23rd Mayor of Winnipeg

Personal details
- Born: 23 March 1868 Melrose, Scotland
- Died: 20 May 1938 (aged 70)
- Spouse: Harriet S. Logan (m. 1892)

= Richard Deans Waugh =

Canadian politician

Richard Deans Waugh (23 March 1868 – 20 May 1938) was a Canadian politician, the 23rd Mayor of Winnipeg in 1912 and again from 1915 to 1916.

Waugh was born in Melrose, Scotland and moved to Canada in 1881 initially working in a lawyer's office before he entered the real estate business. Melrose was among those who established the Winnipeg Real Estate Exchange.

In 1897 Thomson Beattie moved to Winnipeg and partnered with Waugh to open Haslam Land Co. Beattie would die on the sinking of the Titanic in 1912.

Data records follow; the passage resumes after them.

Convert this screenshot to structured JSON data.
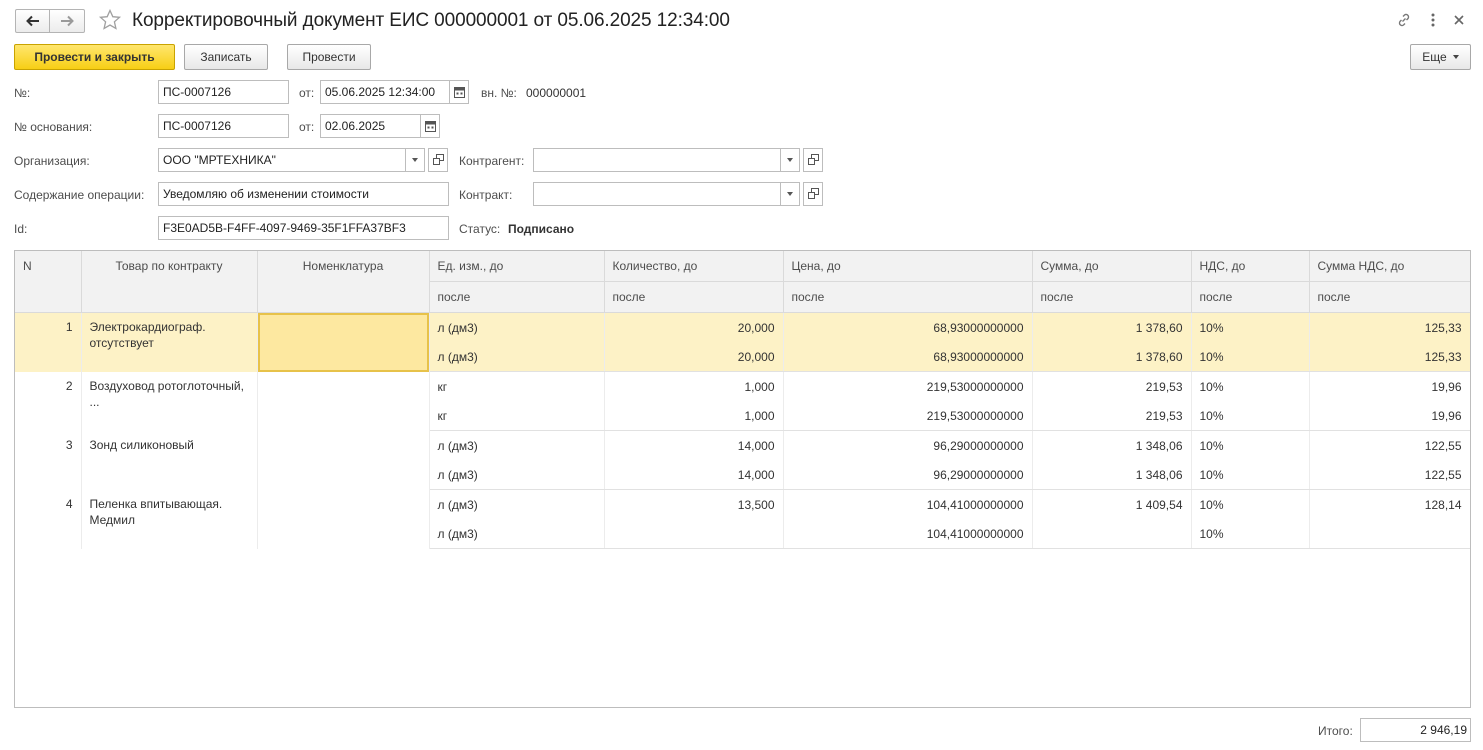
{
  "window": {
    "title": "Корректировочный документ ЕИС 000000001 от 05.06.2025 12:34:00"
  },
  "toolbar": {
    "post_close_label": "Провести и закрыть",
    "save_label": "Записать",
    "post_label": "Провести",
    "more_label": "Еще"
  },
  "form": {
    "number_label": "№:",
    "number_value": "ПС-0007126",
    "from_label": "от:",
    "date_value": "05.06.2025 12:34:00",
    "internal_label": "вн. №:",
    "internal_value": "000000001",
    "basis_number_label": "№ основания:",
    "basis_number_value": "ПС-0007126",
    "basis_from_label": "от:",
    "basis_date_value": "02.06.2025",
    "organization_label": "Организация:",
    "organization_value": "ООО \"МРТЕХНИКА\"",
    "counterparty_label": "Контрагент:",
    "counterparty_value": "",
    "operation_label": "Содержание операции:",
    "operation_value": "Уведомляю об изменении стоимости",
    "contract_label": "Контракт:",
    "contract_value": "",
    "id_label": "Id:",
    "id_value": "F3E0AD5B-F4FF-4097-9469-35F1FFA37BF3",
    "status_label": "Статус:",
    "status_value": "Подписано"
  },
  "table": {
    "headers": {
      "n": "N",
      "contract_product": "Товар по контракту",
      "nomenclature": "Номенклатура",
      "unit_before": "Ед. изм., до",
      "qty_before": "Количество, до",
      "price_before": "Цена, до",
      "sum_before": "Сумма, до",
      "vat_before": "НДС, до",
      "vat_sum_before": "Сумма НДС, до",
      "after": "после"
    },
    "rows": [
      {
        "n": "1",
        "product": "Электрокардиограф. отсутствует",
        "nomenclature": "",
        "before": {
          "unit": "л (дм3)",
          "qty": "20,000",
          "price": "68,93000000000",
          "sum": "1 378,60",
          "vat": "10%",
          "vat_sum": "125,33"
        },
        "after": {
          "unit": "л (дм3)",
          "qty": "20,000",
          "price": "68,93000000000",
          "sum": "1 378,60",
          "vat": "10%",
          "vat_sum": "125,33"
        }
      },
      {
        "n": "2",
        "product": "Воздуховод ротоглоточный, ...",
        "nomenclature": "",
        "before": {
          "unit": "кг",
          "qty": "1,000",
          "price": "219,53000000000",
          "sum": "219,53",
          "vat": "10%",
          "vat_sum": "19,96"
        },
        "after": {
          "unit": "кг",
          "qty": "1,000",
          "price": "219,53000000000",
          "sum": "219,53",
          "vat": "10%",
          "vat_sum": "19,96"
        }
      },
      {
        "n": "3",
        "product": "Зонд силиконовый",
        "nomenclature": "",
        "before": {
          "unit": "л (дм3)",
          "qty": "14,000",
          "price": "96,29000000000",
          "sum": "1 348,06",
          "vat": "10%",
          "vat_sum": "122,55"
        },
        "after": {
          "unit": "л (дм3)",
          "qty": "14,000",
          "price": "96,29000000000",
          "sum": "1 348,06",
          "vat": "10%",
          "vat_sum": "122,55"
        }
      },
      {
        "n": "4",
        "product": "Пеленка впитывающая. Медмил",
        "nomenclature": "",
        "before": {
          "unit": "л (дм3)",
          "qty": "13,500",
          "price": "104,41000000000",
          "sum": "1 409,54",
          "vat": "10%",
          "vat_sum": "128,14"
        },
        "after": {
          "unit": "л (дм3)",
          "qty": "",
          "price": "104,41000000000",
          "sum": "",
          "vat": "10%",
          "vat_sum": ""
        }
      }
    ]
  },
  "footer": {
    "total_label": "Итого:",
    "total_value": "2 946,19"
  },
  "colors": {
    "primary_button": "#f7cf15",
    "selected_row": "#fdf2c6",
    "current_cell": "#fde8a0"
  }
}
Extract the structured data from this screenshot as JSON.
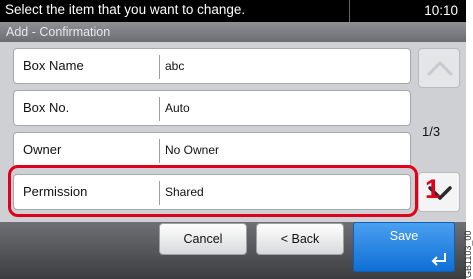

His municipal political career included serving on city council, chairing the city's Parks Board from 1904 to 1908, then as Winnipeg's Controller from 1909 to 1911 before his first term as Mayor in 1912. He especially called for the development of municipal playgrounds while mayor.

Waugh was particularly noted for his participation in curling and served as president of the Manitoba Curling Association and Winnipeg's Granite Curling Club. Canadian Amateur Hockey Association president W. F. Taylor had Waugh determine the 1915 Allan Cup playoffs format by drawing names out of a hat.

Following the Treaty of Versailles, Waugh became a member of the commission which oversaw the Saarland region while its coal resources were shipped to France. Waugh resigned from the Saarland Commission due to his disagreements with the group's activities.

Today, his name is commemorated in Winnipeg as Waugh Road.